In this essay I'm going to show you why simple solutions will always be the ones that rise to the top and stay there for the longest time.
Simplicity in Mathematics
Mathematics is a good place to start because it's the most elegant way humans have invented to describe the universe. You've probably heard a mathematician or two assert that an equation is beautiful and wondered how they got there.
When Einstein invented the theory of special relativity, and what is probably the most famous equation ever,
e=mc², it was expressed in the most simple form it could be in with our current knowledge.
If Einstein had expressed
e=mc² in a more complicated way, then "Einstein" might not be the name that people remember. Instead we would remember the name of the person that came up with the more elegant solution.
I was surprised to learn that this seems to be close to what really happened with
e=mc². It's clear that physicists around at the time of Einstein's discovery were converging on a theory of special relativity anyway. The second favourite for making the discovery was Austrian physicist Hasenöhrl.
Did Einstein know of Hasenöhrl's work? "I can't prove it, but I am reasonably certain that Einstein must have done, and just decided to do it better", says [Tony Rothman of Princeton University]. But failure to cite it was not inconsistent with the conventions of the time.
Simplicity in Writing
Writing that takes too long to say what its trying to say is more effort and not at all enjoyable to read. Writing that uses as few words as possible–without losing its essence—is enjoyable to read.
For this reason the best writers in the world all possess the ability to transmit ideas and emotion in as little writing as possible.
There's an old meme amongst writers that one shouldn't be scared of writing their "shitty first draft". The rationale being that the first draft is like fertile soil that the finished piece will emerge from.
After a first draft is finished, warts and all, the magic of editing can begin. While editing, writers rework and chop into their draft, gradually hammering it into a form that is more of a delight to consume. Editing is no easy task because, as Stephen King says, it's the time to kill your darlings.
Simplicity in Product Design
Modern product design can be viewed as following a kind of darwinian process. With little to no regulation, products developed in a healthy capitalist system are formed by the pushes and pulls of what the market wants.
Smartphones are a good case study of this process in action because they've changed a lot in a short time. Back when the iPhone was released in 2007, it was nowhere near perfect. But it didn't need to be perfect. It just had to be better than everything else in the areas that mattered to people.
As the years passed, each subsequent iteration of the iPhone has been pulled towards the wants and needs of the market. This will happen regardless of whether or not the "market" is aware of what it wants or needs.

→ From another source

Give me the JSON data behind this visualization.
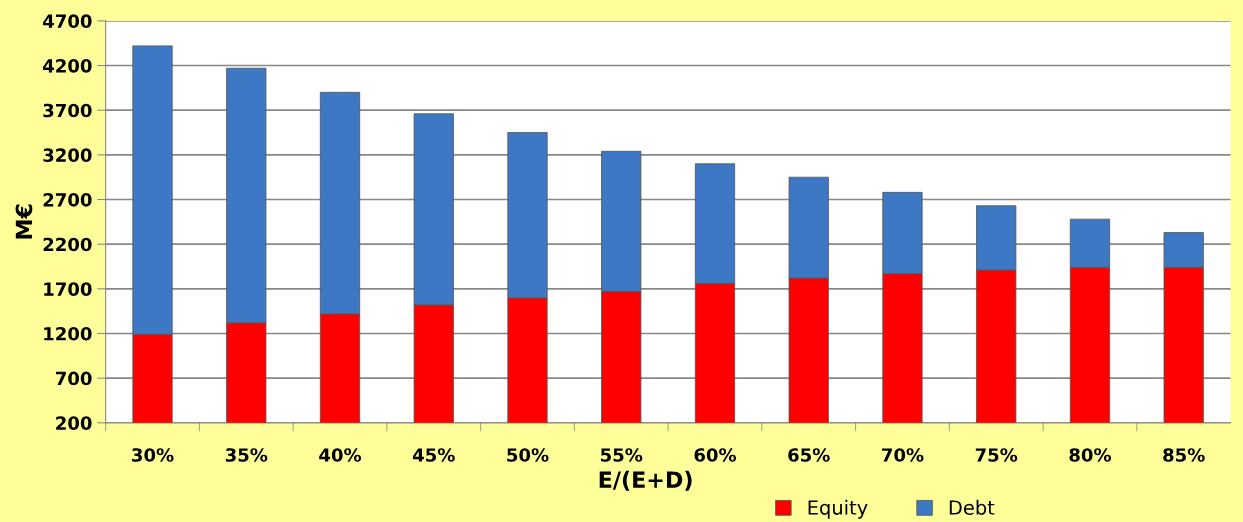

Just by observing the iPhone's form change over time, it's empirically clear that people desire large screens, sleek forms, and a few necessary hardware buttons.
The pursuit of simplicity is why short iteration times are becoming a trend for tech companies. The faster they can iterate, the faster they can adapt the product to the market, removing anything that isn't absolutely necessary.
Through this iterative process, any unnecessary deviation towards complexity will usually be left unvalidated. Of course, when something isn't validated under capitalism, it usually means operating at a loss. The incentive of the business is thus kept aligned with the incentives of the market.
As far as I'm aware, the only exception to this rule applies to monopoly products. Monopolies can afford to be more ignorant to the pull of the market because customers have no choice but to use their product.
A good example of a monopoly product growing complex through complacency is Ebay. After a certain point Ebay thought it pointless to make any changes the product because there was nothing to make them do it. They realised that if they just kept the product afloat customers would still use it. And they were right.
Why do our brains like simplicity?
Given that we are, for the most part, single threaded thinkers, humans are bound by the speed that we can contemplate the world. Looked at in a different way, humans need to be able to make sense of the world in the most efficient way possible.
The need for us to explain things without the hardware for it leaves us open to some rather large floors. Floors like ideological or religious possession, which short circuits the need for us to think by turning to the ideology for answers.
Evolutionarily it makes sense that humans developed a bias towards things that are easy to understand, and a bias against things that are complex or chaotic. When we interface with the world, this bias manifests as a preference for things that are just within or just outside our map of the world. Too simple and its boring; too complex and we feel uncomfortable.